Человека не интересуют посторонние, и он прячется от них или "уходит на фронт".
Сбоку (в профиль) — вы видите все ту же замкнутость. Но это уже другая закрытость — таинственная, недоступность солидного банковского сейфа, в котором хранятся бесценные и неисчислимые богатства. Сокровища эти для вас тоже недосягаемы, ибо вы не знаете шифра, отпирающего сейф. Шифр известен только самому хозяину и нескольким его приближенным. Приближенные эти делятся на две странные категории: с одной стороны — беззаветные и бескорыстные поклонники, к которым великий человек питает необъяснимую слабость, с другой — отъявленные мошенники и проходимцы, лицемерящие откровенно, напропалую и беззастенчиво шарящие и шурующие в Васильевском спецхране, как в собственных карманах. Фимиам — искренний или притворный, для него безразлично — делает Васильева открытым для любого человека. Он становится доверчивым и наивным, как дитя. Не раз и не два (а всегда успешно!) проверял я действие этого механизма. "Толя, вы — гений. Понимаете: вы-ге-ний!", и он сразу становился внимательным и заинтересованным. Ни разу не прервал меня, не попробовал отшутиться. Хотя и очень умный человек. Да, психология самооценки — вещь темная и совсем не исследованная еще на уровне таланта.
Васильев закрыт для простого человека, но приоткрывается и для него, если бросить взгляд наискосок: 3/4 слева— "чукча-читатель": именитый режиссер любит перечитывать рецензии о себе, сразу становится говорливым и раскованным; если хвалят, в нем выступают наружу, главным образом, положительные эмоции, такие, как добродушие, незлопамятность, искренняя и долговременная благодарность; если ругают, начинает из него переть хамская, плебейская жажда справедливости; 3/4 справа — "чукча-писатель": он очень ревниво относится к своим публикациям, лается до хрипоты с редакторами по поводу купюр, даже когда сокращают явно непечатное — матерную нецензурщину, потом он принимается раздаривать свои опубликованные опусы всем, кому попало, и радуется как ненормальный, если вам понравится.
И под конец взгляд с тыла.
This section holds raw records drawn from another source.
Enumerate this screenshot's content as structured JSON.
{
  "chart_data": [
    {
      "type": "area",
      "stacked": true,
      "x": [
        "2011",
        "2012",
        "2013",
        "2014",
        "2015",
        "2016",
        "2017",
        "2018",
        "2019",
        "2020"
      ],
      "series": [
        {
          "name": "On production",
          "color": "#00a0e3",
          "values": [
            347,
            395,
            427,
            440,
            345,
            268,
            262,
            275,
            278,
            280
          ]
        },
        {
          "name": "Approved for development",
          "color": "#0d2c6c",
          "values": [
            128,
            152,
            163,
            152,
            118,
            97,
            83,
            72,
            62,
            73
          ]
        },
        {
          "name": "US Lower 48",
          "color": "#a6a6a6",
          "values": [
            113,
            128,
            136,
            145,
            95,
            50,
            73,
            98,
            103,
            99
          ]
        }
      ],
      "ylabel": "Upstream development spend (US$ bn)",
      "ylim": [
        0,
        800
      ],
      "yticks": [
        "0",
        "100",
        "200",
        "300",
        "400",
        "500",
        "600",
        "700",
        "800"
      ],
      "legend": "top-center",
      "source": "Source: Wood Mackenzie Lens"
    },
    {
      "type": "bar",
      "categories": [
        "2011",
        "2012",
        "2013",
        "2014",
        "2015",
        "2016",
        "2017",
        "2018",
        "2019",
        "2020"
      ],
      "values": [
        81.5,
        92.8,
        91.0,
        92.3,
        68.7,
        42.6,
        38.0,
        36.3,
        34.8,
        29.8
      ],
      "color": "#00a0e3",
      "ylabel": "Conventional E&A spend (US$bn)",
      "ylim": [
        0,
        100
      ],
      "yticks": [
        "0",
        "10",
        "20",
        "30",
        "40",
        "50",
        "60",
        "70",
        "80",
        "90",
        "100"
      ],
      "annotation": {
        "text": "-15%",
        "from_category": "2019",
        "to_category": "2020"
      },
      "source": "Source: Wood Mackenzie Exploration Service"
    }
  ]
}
Перед вами — "маменькин сынок". Человек, воспитанный женщиной. Своевольный, капризный до истерики, закомплексованный и подозрительный, он обеспокоен сущей ничтожностью: не посягает ли кто на его авторитет. Испытав в детстве деспотизм материнской власти, он всю последующую жизнь мстительно рассчитывается с другими женщинами, — с женой, дочерью, любовницами и подругами, но, главным образом со своими актрисами — унижает их, угнетает и тиранит. Будучи гордостью — матери, он хочет быть предметом постоянной гордости для всех.